Las obras maestras son producto de un destello, pequeños instantes que a veces suelen prolongarse pero que no duran una eternidad y Chocolatito no esta exento de ello. Leonard, Durán, Hagler también Alí y Foreman al igual que Tyson encontraron en su camino retadores que exigieron de ellos una cuota extra para descifrarlos,rivales tan evasivos como intentar atrapar con la mano un pez en el agua.

La grandeza de González continúa intacta y su nivel no ha disminuido ni un milímetro después de 12 rounds frente a un corajudo y escurridizo McWilliams  Arroyo, que tras probar los golpes de Román decidió resistir tomando distancia, evitando con amarres el cuerpo a cuerpo sabiendo que solo así podría sobrevivir el resto del combate y así fue.

Quedó claro que la vasta experiencia del puertorriqueño en el terreno amateur le sirvió de gran escuela-su caminata en el ring lo sustenta-sumándole una gran condición física suficiente para alargar una pelea con overdrive en los pulmones.

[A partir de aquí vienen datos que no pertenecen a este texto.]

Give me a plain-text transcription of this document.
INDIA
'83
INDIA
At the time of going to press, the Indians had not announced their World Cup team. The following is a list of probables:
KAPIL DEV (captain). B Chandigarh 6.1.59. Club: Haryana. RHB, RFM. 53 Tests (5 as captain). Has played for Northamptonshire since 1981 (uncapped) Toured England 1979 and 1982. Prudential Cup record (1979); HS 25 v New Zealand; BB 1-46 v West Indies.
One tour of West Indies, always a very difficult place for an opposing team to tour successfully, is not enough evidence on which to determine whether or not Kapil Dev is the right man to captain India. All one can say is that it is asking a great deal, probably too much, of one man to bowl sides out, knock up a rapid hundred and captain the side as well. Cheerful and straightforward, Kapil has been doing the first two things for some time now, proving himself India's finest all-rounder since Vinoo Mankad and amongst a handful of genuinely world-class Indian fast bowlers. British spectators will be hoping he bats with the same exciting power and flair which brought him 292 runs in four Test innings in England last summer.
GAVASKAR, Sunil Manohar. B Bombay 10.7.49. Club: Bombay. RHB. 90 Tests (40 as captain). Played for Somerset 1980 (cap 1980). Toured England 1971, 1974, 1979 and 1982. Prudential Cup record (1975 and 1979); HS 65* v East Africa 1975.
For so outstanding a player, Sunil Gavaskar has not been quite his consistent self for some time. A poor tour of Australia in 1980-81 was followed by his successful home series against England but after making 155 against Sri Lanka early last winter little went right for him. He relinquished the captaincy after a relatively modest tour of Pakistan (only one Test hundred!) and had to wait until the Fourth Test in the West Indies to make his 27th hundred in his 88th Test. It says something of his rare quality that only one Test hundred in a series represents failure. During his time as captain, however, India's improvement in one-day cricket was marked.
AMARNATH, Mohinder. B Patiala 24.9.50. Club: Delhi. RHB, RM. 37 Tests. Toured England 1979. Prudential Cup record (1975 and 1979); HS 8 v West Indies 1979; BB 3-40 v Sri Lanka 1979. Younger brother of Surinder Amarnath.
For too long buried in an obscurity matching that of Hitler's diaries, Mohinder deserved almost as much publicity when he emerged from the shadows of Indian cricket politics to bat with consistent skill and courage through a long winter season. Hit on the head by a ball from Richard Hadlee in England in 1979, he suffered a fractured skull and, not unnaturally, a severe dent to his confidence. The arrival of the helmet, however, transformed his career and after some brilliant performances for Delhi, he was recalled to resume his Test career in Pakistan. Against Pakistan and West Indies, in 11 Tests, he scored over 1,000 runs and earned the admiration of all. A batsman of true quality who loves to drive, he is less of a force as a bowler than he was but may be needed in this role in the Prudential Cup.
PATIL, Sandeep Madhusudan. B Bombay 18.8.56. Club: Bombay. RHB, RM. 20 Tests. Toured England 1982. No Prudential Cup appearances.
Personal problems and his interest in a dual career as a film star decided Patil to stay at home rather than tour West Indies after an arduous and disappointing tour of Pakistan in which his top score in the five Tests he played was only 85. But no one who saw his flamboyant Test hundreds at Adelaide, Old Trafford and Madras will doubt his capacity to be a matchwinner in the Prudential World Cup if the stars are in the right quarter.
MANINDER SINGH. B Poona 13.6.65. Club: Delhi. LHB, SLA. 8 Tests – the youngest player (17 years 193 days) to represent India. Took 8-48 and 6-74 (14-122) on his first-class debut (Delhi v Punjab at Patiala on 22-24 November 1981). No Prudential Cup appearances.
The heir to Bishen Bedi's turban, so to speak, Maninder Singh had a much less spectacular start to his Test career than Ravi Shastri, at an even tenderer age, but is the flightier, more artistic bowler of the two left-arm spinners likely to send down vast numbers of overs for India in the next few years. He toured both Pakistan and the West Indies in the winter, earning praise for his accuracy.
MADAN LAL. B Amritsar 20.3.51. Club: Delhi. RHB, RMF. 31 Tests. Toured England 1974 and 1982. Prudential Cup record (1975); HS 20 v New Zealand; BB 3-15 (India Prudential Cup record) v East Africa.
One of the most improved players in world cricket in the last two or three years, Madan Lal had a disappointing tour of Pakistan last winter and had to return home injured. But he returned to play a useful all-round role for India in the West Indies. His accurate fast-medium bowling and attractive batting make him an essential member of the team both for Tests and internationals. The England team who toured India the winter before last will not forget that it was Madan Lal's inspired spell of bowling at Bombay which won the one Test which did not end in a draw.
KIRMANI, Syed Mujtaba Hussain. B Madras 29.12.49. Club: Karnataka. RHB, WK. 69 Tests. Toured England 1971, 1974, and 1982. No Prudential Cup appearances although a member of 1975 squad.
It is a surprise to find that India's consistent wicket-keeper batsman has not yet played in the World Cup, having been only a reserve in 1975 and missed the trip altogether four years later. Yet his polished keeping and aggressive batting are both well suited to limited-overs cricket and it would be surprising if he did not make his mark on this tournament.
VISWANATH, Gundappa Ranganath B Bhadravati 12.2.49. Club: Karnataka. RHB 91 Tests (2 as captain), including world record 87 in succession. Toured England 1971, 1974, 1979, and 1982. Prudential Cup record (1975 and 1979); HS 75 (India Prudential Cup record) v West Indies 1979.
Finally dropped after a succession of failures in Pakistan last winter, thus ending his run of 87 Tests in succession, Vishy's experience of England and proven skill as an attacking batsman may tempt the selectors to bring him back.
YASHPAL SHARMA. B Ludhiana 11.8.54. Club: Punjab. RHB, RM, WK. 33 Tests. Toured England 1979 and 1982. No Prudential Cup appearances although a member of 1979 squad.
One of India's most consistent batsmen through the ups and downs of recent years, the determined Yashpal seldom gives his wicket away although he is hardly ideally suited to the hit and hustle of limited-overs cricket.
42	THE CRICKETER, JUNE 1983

Sin caídas ni nocaut, el pináculo de Chocolatito en el box es tan real como el juego maravilloso de Messi con el Barcelona o las canastas sumando puntos que dejó Kobe Bryant para la historia en los tabloncillos y si no pregúntenle a Jean-Claude Van Damme precisando una instantánea con el ídolo en camerinos.

El chavalo nacido en el barrio la Esperanza de Managua solicitado por las estrellas de Hollywood sigue siendo el rey como diría José Alfredo Jiménez. ¡Y no hay nada que discutir!

Después de su victoria 45 sin derrotas, Chocolatito González queda a solo 4 de empatar el récord histórico de 49/0 que ostentan Rocky Marciano y Floyd Mayweather ¿se imaginan eso?

Mientras algunos paisanos míos en Nicaragua calumnian a Román, desvirtuándole méritos y resta de poder en sus puños les diré como lo haría Darío:

Puede una gota de lodo
sobre un diamante caer;
puede también de este modo
su fulgor oscurecer;
pero aunque el diamante todo
se encuentre de fango lleno,
el valor que lo hace bueno
no perderá ni un instante,
y ha de ser siempre diamante
por más que lo manche el cieno.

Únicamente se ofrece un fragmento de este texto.